La Cnav s’est accordé un délai de trois mois pour finaliser ces adaptations. Cette période, jugée nécessaire pour garantir la fiabilité des calculs, devrait aboutir à une mise en service des nouveaux simulateurs au plus tard au mois de mars. La promulgation définitive de la loi, attendue après les fêtes de fin d’année, explique en partie ce calendrier.

Cette suspension entraînera des conséquences démographiques et administratives significatives. Selon les projections, elle pourrait avancer le départ à la retraite d’environ soixante-dix mille personnes en 2026, ce qui représentera un surcroît d’activité pour les services de la Cnav. L’institution prévoit de renforcer ses effectifs pour faire face à cette charge supplémentaire.
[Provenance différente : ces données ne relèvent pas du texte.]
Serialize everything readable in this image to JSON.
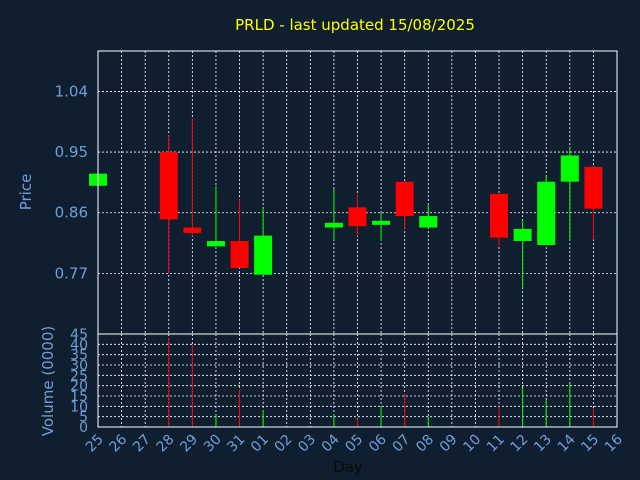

Dans les faits, la mesure gèle l’âge légal de départ à soixante-deux ans et neuf mois. Le nombre de trimestres requis pour bénéficier d’une pension à taux plein est également maintenu à cent soixante-dix jusqu’au début de l’année 2028. Ces dispositions profitent notamment aux personnes nées en 1964, qui pourront partir trois mois plus tôt que prévu, et à celles nées au premier trimestre 1965, qui gagneront six mois.